Seconds
Massive Attack: Trinity Dub



massive Attack called their album Protection. The Mad Professor remixed the album in haunting deep dub, and called it No Protection. He lied. It does protect; like dark liquid nostalgia. It protects, terrifying.

I first heard it in the summer in Spain at the indoors hour of the afternoon. Old city flat, dark in the shadows of marble floor and tiles and dark wood and deep porcelain sink, high ceilings, coolness coldness at the floor, shutters shut shutting out the impacted heat and dust and stillness outside. Five six people around me on sofa on chair on rugs dozing slumbering smoking passing, coffee, the clutterings of lunch rabbled around the wine bottles one half full beading puddles onto the wooden table, thin china salad bowl drowning dying lettuce strips in watery oil. Fish bones. Heavy ashtrays dealing with the afternoon shadows and gentle murmurings and the CD was playing a dark cold warm marble shadow.

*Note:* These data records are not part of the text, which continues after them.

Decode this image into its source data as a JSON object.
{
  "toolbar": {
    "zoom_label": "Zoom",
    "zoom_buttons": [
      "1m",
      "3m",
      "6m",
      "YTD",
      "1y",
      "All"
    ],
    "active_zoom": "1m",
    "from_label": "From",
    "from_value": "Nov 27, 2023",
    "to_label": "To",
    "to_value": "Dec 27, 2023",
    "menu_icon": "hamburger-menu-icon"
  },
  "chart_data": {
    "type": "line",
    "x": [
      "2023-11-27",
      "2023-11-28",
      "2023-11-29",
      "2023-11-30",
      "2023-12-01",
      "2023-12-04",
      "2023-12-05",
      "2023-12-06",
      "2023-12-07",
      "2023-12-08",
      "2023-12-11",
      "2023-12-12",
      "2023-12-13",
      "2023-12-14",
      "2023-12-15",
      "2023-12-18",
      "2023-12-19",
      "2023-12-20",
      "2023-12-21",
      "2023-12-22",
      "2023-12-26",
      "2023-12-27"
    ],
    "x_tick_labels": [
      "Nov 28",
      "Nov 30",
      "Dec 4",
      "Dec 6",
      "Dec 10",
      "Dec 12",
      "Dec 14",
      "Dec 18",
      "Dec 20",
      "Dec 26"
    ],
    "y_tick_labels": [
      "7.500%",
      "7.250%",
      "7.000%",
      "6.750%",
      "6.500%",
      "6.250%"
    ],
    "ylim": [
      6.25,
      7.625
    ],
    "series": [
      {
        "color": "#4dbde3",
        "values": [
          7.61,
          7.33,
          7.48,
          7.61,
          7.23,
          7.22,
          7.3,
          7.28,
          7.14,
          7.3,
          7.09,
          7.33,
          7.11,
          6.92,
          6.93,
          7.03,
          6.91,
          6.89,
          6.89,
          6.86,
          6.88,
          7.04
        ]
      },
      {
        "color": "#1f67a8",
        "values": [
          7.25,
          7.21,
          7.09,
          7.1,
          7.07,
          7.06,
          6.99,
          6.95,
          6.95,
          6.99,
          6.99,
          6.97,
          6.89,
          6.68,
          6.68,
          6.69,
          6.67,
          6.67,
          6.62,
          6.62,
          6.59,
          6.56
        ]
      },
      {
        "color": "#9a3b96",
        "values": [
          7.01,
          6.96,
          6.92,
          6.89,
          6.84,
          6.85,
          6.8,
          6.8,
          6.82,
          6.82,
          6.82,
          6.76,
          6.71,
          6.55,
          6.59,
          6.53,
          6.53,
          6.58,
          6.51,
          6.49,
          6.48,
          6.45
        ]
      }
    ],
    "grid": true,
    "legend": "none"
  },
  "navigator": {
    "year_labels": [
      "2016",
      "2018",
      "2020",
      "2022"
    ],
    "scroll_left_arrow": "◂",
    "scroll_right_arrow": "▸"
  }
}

More than music. A quantity filled the spaces. Dark deep defiant base spaces resounding around the languid air, pulsing pulsing, snatches of vocals cast spinning into the void echoing around the trail off into the depths, reggae guitar chords settling into a rhythmic pace, moving, and then leaping after the memory of the singing voice, gentle piano sequences settling calmly then following the echoey path. The bedrock bass booming constant dark and secure, heart bass life pulse secure. And yet not secure, as it is tempted by the swirling fragments of melody, continues defiant, then slips into the darkness, losing the haven. All elements of the song now soar, circling away away from the rhythmic core, wise in their wanderings - and the bass regains hold on the road and enraptured carves its wide noise loud loud and deep, enocouraged by the snare, encircling the wayward vagrant melodies of female voice, guitar and piano. Harmony is captured, they all delight, the girl enters the phase, grasps it, holds it, and - spins off echoing - returns - and off again into the abyss - pulling the companion melodies with her. Mysterious. Wise. Alluring yet terrifying.